Species of gastropod

Alaginella pachia is a species of sea snail, a marine gastropod mollusk in the family Marginellidae, the margin snails.

==Description==
The length of the shell attains 2.4 mm.

(Original description) Shell: Small, obovate, with a scarcely noticeable spire, strong and porcellanous white, lustrous, with an exceedingly narrow aperture. The outer lip is truncate but not emarginate, varixed, and toothless, while the columella has four small folds ending in a sharp point.

Sculpture: Only faint growth lines are present.

Color: White and more or less translucent.

Spire: Just perceptibly raised, more noticeable by color than form, with the suture slightly more opaque than the rest of the whorls. The apex is minutely mamillate.

Whorls: Four, small whorls, barely convex on the spire. The body whorlis tumid, with a rounded, conical, and produced base. The suture is barely traceable but still slightly impressed.

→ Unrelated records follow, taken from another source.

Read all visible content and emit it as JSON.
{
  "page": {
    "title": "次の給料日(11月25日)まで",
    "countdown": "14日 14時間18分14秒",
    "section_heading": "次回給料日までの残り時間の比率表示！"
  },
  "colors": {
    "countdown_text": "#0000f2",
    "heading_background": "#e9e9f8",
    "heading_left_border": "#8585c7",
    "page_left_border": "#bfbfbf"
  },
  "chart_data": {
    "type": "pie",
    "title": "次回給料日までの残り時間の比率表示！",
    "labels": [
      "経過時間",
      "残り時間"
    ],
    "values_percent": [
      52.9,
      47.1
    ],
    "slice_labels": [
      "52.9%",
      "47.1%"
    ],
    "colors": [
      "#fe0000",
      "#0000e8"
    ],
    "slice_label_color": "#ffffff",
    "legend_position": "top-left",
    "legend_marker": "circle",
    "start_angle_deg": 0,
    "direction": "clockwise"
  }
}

Aperture: Long, narrow, and slightly curved, with parallel lips. The outer lip rises as high as the apex, ascends slightly at its insertion with a feeble, bluntly angular sinus, and is obliquely truncate in front but not emarginate. The forward edge is blunt and barely convex, with a strong, broad varix. The inner lip is broadly thickened and spread out on the body, barely convex. About two-fifths of its length is occupied by the folds, the highest being horizontal and the lower three slightly stronger, very oblique, and recognizable across the pad of enamel encircling the point of the base. The foremost fold is too feeble to form a reverted flange around the tip of the columella.

==Distribution==
This marine species is endemic to Australia and occurs off Queensland and in the Torres Strait.